L’ego di Eco
Il mio primo incontro con Eco è stato in quarta ginnasio leggendo il suo Elogio di Franti dove, con magistrale sarcasmo marxisteggiante, frantuma un pilastro della letteratura nazional-popolare italica. In pieno boom (il saggio è del ‘66) Cuore aveva perso quell’aura di sacro vademecum valoriale da cui era avvolto durante l’Italia post-unitaria e fascista. Tuttavia manteneva una certa importanza simbolica, giacché sulle sue pagine si era posato lo sguardo di generazioni di italiani, inclusi i nostri padri. Il libro consiste di cronache e racconti impastati a vago socialismo paternalista, ricoperti da una glassa di patriottismo. Una sitting-duck per il giovane Eco che proprio in quegli anni edificava la sua notorietà a colpi di editoriali dissacranti.
De Amicis affetta l’umanità in buoni e cattivi con un colpo di scimitarra. Più o meno come nei telefilm di Chuck Norris o nei fumetti di Batman. Nel mondo di Edmondo la virtù sta tutta dalla parte del narratore, la sua famiglia, la sua cerchia, il ceto medio-borghese, le istituzioni, il popolo minuto (animato da spontanea auto-sottomissione sociale). La salute dell’organismo in cui palpita Cuore è però insidiata dai batteri: gli emarginati, gli incazzati... e soprattutto lui, il paradigma della cattiveria in erba: Franti. Su questo scenario bicromatico, senza sfumature, Eco inverte l’ottica elogiando la condotta deviante quale reazione giustificata contro una società perfida e ipocrita. Nella tesi di Eco l’essenza asociale di Franti si sublima in eroismo, trasudando simpatia. Ricordo che questo capovolgimento di prospettiva aveva affascinato noi studenti, come un gioco di prestigio. Però a me l’incantesimo durò il tempo di chiedermi: ma come... Franti è un bullo, mena i più deboli, molesta le ragazze, rompe i coglioni a tutti... che modello positivo può rappresentare uno così? Nella mia infanzia, fra strada e giardini pubblici, avevo spesso avuto a che fare con ragazzotti di quella risma e non ero disposto ad accordare sconti. E seguito a pensarla così.

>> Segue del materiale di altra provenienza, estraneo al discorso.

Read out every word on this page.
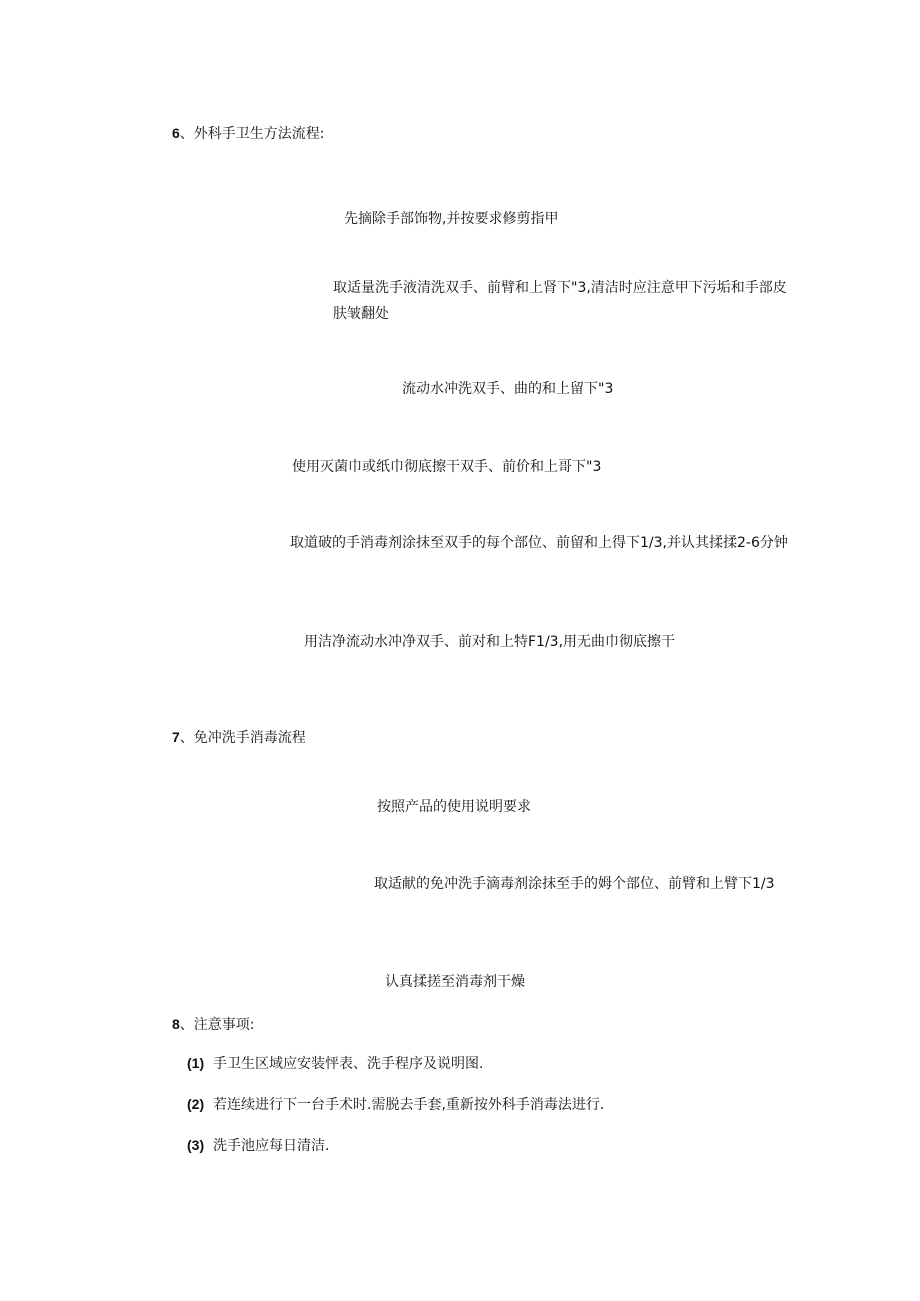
6、外科手卫生方法流程:
先摘除手部饰物,并按要求修剪指甲
取适量洗手液清洗双手、前臂和上肾下"3,清洁时应注意甲下污垢和手部皮肤皱翻处
流动水冲洗双手、曲的和上留下"3
使用灭菌巾或纸巾彻底擦干双手、前价和上哥下"3
取道破的手消毒剂涂抹至双手的每个部位、前留和上得下1/3,并认其揉揉2-6分钟
用洁净流动水冲净双手、前对和上特F1/3,用无曲巾彻底擦干
7、免冲洗手消毒流程
按照产品的使用说明要求
取适献的免冲洗手滴毒剂涂抹至手的姆个部位、前臂和上臂下1/3
认真揉搓至消毒剂干燥
8、注意事项:
(1) 手卫生区域应安装怦表、洗手程序及说明图.
(2) 若连续进行下一台手术时.需脱去手套,重新按外科手消毒法进行.
(3) 洗手池应每日清洁.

Con gli anni ho capito che ribaltare la prospettiva è pratica intelligente e motore di progresso. Non è forse Guglielmo, proprio ne Il nome della rosa, a dipanare la matassa grazie al suo modo non convenzionale di vedere le cose? Ma ho capito pure che la critica paradossale è il potente artificio a cui ricorrono tanti intellettuali per costruirsi un “ego pubblico” più spavaldo e intrigante. Senza magari preoccuparsi troppo del rischio di pagare pedaggio a esiti... bizzarri.